With the aide of a pass interference call on third down, Oregon responded. The penalty led to Barner's 23-yard touchdown up the middle. The Ducks, sporting silver helmets and pants (they call it steel colored), were finally in the clear.
Oregon State, maybe looking for inspiration, went with a retro look. The Beavers were decked out in 1967 black throwback uniforms. That team beat No. 1 USC and O.J. Simpson and had a win and a tie against teams ranked No. 2.
This one won't even go to a bowl.
For decades, Oregon was a second-class Pac-10 team, too. But in 1994 Rich Brooks led the Ducks to their first Rose Bowl since 1965 and it turned out to be no fluke. Brooks left for the NFL and handed the program off to Mike Bellotti.
With Knight helping to fund the cause, the Ducks became a factor in the Pac-10 and probably should have played for a national title with quarterback Joey Harrington after the 2001 season. The BCS numbers didn't work out for the Ducks that season and the window of opportunity in the Pac-10 closed the next season as Southern California began its dominant run.

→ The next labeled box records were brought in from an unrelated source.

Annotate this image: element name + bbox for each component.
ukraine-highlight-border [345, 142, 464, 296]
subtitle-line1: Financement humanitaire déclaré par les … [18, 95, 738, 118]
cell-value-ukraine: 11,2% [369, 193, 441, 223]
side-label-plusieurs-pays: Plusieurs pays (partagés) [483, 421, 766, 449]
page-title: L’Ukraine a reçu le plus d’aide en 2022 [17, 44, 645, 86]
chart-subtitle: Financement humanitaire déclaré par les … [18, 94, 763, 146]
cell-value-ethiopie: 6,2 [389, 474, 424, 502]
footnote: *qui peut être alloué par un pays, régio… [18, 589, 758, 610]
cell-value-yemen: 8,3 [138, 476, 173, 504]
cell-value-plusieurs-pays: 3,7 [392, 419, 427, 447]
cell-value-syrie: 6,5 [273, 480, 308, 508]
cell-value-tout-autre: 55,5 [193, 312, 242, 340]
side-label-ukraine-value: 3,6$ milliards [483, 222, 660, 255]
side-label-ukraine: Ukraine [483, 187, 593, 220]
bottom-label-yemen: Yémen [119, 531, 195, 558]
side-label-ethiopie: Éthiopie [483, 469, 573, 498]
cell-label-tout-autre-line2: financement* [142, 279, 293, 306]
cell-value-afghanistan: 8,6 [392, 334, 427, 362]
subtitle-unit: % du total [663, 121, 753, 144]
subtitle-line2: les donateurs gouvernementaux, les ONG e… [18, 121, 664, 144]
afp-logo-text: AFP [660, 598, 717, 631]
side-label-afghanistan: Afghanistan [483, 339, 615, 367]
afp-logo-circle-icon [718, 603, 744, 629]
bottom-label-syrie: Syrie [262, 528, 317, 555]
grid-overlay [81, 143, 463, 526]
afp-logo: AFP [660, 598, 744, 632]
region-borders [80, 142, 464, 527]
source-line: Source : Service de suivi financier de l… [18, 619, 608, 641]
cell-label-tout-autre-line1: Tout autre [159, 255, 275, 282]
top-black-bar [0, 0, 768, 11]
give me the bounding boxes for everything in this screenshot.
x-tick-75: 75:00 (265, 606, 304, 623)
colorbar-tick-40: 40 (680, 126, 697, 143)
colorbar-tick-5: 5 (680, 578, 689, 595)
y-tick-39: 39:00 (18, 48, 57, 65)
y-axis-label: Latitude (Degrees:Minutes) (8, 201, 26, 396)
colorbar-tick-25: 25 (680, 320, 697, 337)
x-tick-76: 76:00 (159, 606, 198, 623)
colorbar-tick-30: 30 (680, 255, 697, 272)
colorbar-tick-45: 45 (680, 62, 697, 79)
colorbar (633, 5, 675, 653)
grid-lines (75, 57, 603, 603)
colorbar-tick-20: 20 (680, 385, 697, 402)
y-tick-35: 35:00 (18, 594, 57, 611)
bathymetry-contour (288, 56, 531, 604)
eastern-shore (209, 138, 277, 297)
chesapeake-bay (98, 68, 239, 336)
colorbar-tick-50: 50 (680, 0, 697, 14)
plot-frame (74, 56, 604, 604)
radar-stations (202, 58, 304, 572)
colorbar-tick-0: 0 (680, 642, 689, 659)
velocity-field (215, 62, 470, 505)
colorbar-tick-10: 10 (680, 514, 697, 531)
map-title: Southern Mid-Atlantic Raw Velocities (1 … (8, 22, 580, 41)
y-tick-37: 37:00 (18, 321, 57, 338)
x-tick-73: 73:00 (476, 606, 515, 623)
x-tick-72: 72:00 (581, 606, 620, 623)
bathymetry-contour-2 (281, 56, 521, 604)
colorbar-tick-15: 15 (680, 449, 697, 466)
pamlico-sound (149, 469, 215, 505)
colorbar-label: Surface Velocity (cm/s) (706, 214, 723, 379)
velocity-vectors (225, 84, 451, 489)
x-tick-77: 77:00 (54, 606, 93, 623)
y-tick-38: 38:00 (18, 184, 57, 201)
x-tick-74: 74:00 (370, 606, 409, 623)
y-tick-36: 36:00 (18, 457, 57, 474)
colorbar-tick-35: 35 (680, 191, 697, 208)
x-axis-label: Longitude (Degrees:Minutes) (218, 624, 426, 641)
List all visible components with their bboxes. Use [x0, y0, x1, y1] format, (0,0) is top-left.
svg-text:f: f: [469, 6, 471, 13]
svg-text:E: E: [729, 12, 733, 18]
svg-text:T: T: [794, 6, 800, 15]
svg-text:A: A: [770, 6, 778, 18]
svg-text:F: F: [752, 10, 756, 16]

After the 2008 season, Bellotti stepped aside and Kelly, after just one season as offensive coordinator, was promoted to head coach. The Ducks finally knocked the Trojans off the Pac-10 throne and went the Rose Bowl last season, wrapping up the conference title with a victory in the Civil War.
The Rose Bowl would have been a consolation prize for these Ducks. The Beavers' fans were ready to taunt them by tossing roses on to the field if Oregon State had pulled the upset.
After three early turnovers (two by Oregon), the rivals traded touchdown drives that would typify the way each wanted to play.
Oregon State took 15 plays and a season-high 7:36 off the clock to go 62 yards for a 6-yard touchdown pass to Rodgers.
Oregon responded quickly, needing only 2:43 to go 60 yards, capped by a 3-yard TD pass from Thomas to Barner.
The Ducks botched the extra point, a low snap leading to a block. Kicker Rob Beard made a 36-yard field goal in the second quarter and missed a 25-yarder on the final play of the first half.
In between, James capped a 74-yard drive that took 1:55 and included no completed passes with an 8-yard touchdown run to make it 16-7.
The Ducks were far from their best Saturday, but as the clear skies turned gray and clouds began to cover Mount Hood off in the distance, Oregon showed its resolve and toughness.
Now it's on to Glendale, Ariz., for the fashion plates of college football.